The metal’s high reactivity means it’s not found in nature as a pure metal, instead being found as a chemical compound–although it’s pretty rare, and is just the 25th most abundant chemical element in the Earth’s crust. It’s often extracted electrolytically from a lithium chloride/potassium chloride mix.
Batteries based on lithium technology are the most popular rechargeable batteries at the moment. This is because they’re light, reliable, they don’t lose charge quickly if not used, and they have no memory effect (the degradation in performance seen after many charge-discharge cycles that plagued NiCAD batteries before lithium took over).
Inside a battery there’s typically a carbon anode, a metallic oxide cathode and the lithium present is dissolved in an organic solvent. When you apply a charging current through the battery, Li+ lithium ions physically move through the battery to the negative electrode from the positive one, becoming embedded in the porous material there. When you then put the battery into your electronic gear the ions slowly make their way out of the electrode and drift through the battery to the positive electrode, resulting in a flow of current through the battery and thus powering your gadget.
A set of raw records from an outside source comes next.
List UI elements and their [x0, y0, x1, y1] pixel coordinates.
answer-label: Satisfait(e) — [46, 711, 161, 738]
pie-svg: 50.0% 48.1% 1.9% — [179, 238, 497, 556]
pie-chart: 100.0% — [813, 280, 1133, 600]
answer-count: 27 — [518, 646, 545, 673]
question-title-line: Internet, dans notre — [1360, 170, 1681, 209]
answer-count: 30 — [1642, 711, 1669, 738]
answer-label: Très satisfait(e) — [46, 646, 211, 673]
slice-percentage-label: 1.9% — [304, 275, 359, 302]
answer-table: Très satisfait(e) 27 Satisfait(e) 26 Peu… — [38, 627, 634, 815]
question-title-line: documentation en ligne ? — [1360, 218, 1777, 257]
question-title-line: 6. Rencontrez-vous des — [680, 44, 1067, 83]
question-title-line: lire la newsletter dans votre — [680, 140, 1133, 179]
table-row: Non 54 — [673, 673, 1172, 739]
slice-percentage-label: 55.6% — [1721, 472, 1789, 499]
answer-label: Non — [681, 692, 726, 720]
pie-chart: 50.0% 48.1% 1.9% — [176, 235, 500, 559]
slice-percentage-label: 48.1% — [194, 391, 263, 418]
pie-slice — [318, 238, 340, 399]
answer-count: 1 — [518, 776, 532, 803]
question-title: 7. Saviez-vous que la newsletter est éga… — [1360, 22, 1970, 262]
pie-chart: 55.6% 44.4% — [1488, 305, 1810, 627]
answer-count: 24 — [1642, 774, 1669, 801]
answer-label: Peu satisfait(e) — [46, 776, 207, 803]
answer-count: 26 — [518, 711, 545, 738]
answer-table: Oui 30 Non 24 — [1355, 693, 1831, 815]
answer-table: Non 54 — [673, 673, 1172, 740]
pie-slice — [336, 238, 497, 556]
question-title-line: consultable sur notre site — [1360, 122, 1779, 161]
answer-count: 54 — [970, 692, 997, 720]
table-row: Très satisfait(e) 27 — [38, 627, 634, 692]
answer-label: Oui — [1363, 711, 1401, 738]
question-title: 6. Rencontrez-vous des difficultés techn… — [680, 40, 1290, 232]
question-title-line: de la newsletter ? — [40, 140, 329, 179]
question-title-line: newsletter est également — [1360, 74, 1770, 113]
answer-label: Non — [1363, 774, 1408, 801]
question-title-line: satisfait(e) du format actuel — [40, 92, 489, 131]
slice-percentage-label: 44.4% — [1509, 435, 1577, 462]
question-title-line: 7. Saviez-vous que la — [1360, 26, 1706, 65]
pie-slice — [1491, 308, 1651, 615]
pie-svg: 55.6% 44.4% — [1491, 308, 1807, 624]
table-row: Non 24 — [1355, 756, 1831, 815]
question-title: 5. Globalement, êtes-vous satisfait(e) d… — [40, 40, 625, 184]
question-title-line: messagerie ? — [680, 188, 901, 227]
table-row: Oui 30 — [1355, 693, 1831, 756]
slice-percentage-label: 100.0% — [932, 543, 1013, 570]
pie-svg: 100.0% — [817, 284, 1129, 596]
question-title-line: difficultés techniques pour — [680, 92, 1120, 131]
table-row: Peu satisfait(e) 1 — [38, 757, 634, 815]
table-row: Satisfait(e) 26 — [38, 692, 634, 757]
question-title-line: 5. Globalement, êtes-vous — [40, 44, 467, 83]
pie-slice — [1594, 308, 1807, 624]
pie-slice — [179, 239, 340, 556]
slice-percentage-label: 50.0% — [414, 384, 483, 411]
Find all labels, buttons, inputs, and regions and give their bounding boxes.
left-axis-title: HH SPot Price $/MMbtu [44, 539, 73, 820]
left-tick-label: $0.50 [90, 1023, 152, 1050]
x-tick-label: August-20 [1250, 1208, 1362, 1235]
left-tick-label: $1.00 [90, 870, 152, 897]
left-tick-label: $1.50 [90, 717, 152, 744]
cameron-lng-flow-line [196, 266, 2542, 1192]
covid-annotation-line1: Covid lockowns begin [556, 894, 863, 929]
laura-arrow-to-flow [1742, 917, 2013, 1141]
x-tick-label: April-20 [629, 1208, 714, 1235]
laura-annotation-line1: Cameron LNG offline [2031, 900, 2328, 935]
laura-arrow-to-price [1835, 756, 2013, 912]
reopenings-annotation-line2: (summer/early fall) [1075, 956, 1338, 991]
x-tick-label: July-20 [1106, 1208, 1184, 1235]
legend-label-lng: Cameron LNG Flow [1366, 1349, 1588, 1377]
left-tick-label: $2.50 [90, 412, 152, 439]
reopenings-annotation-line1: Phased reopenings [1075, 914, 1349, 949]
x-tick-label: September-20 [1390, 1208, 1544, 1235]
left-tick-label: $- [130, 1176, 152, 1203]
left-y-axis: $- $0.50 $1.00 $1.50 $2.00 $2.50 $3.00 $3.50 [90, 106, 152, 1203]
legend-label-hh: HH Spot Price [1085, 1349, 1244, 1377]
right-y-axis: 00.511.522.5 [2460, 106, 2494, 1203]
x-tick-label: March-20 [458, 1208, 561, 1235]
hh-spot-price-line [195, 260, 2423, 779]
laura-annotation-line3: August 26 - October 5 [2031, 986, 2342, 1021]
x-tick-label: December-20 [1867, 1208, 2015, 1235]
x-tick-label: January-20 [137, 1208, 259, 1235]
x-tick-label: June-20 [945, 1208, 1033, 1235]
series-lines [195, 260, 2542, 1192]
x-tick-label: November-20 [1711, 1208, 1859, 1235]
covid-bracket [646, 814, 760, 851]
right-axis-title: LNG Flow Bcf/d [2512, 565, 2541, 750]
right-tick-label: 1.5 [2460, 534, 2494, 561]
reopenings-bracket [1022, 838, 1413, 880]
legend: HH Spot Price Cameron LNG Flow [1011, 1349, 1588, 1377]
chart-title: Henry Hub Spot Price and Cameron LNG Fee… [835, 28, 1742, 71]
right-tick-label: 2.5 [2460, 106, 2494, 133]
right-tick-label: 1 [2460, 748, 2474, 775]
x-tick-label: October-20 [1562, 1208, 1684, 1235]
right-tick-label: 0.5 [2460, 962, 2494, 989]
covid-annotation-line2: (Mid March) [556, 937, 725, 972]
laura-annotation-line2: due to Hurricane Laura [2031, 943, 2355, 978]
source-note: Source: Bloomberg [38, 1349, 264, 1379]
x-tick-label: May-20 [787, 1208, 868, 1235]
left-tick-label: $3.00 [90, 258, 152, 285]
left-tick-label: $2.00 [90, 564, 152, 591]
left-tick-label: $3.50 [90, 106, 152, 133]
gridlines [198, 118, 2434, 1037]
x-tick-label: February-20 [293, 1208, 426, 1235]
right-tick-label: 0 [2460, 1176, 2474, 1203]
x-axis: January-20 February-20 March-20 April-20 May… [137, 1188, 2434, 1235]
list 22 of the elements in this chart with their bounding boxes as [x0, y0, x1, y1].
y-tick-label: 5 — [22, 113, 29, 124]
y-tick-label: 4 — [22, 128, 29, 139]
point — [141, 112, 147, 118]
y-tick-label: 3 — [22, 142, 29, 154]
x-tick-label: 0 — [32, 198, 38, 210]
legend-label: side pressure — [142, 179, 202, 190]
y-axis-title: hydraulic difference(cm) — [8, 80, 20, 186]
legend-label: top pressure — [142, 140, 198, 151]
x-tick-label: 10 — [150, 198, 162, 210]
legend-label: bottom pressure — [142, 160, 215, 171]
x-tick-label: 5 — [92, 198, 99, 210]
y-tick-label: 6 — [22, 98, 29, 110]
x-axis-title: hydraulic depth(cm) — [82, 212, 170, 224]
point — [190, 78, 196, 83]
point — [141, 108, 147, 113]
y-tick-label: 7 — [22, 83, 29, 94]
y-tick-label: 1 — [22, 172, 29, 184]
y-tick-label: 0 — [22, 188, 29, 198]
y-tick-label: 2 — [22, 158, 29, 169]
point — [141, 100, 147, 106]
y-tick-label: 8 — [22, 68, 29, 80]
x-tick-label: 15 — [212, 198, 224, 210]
Simple, isn’t it? The only trick is that the batteries need a few physical, chemical and electrical protections built in so that they keep working under normal circumstances and so that they don’t explode if they malfunction (by getting too hot, for example). Failures in these systems explain the occasional headline you’ve seen about people being hurt by failing cell phones, but in reality these accidents are extremely rare.
Technology that may displace lithium batteries
The Afghanistan government will suffer from little previous expertise in mining operations on a commercial mega-scale, and limitations from zero existing infrastructure. But if it’s to capitalize on the vast cash potential in its lithium deposits it needs to move relatively quickly. Lithium battery tech is so promising it’s not going to go anywhere soon, and our gadgets will certainly rely on Li-ion technology for many years yet. But there are several technologies en route that may eventually displace it from being the power source of choice.
Alternative battery tech–Much research is going on to try to improve rechargeable battery technology. One seriously viable alternative, already on the market in small numbers is nickel-zinc. The chemistry of their design means they offer slightly higher voltages than can be gained from Li-ion, they’re non-toxic and claim to have the most recyclable components of any battery.
Fuel cells–We hear lots about fuel cells in terms of electric vehicle design, but portable fuel cells for gadgets already exist. The plan is to minimize the size so that eventually your cell phone may need just a tiny puff of butane every now and then to power it.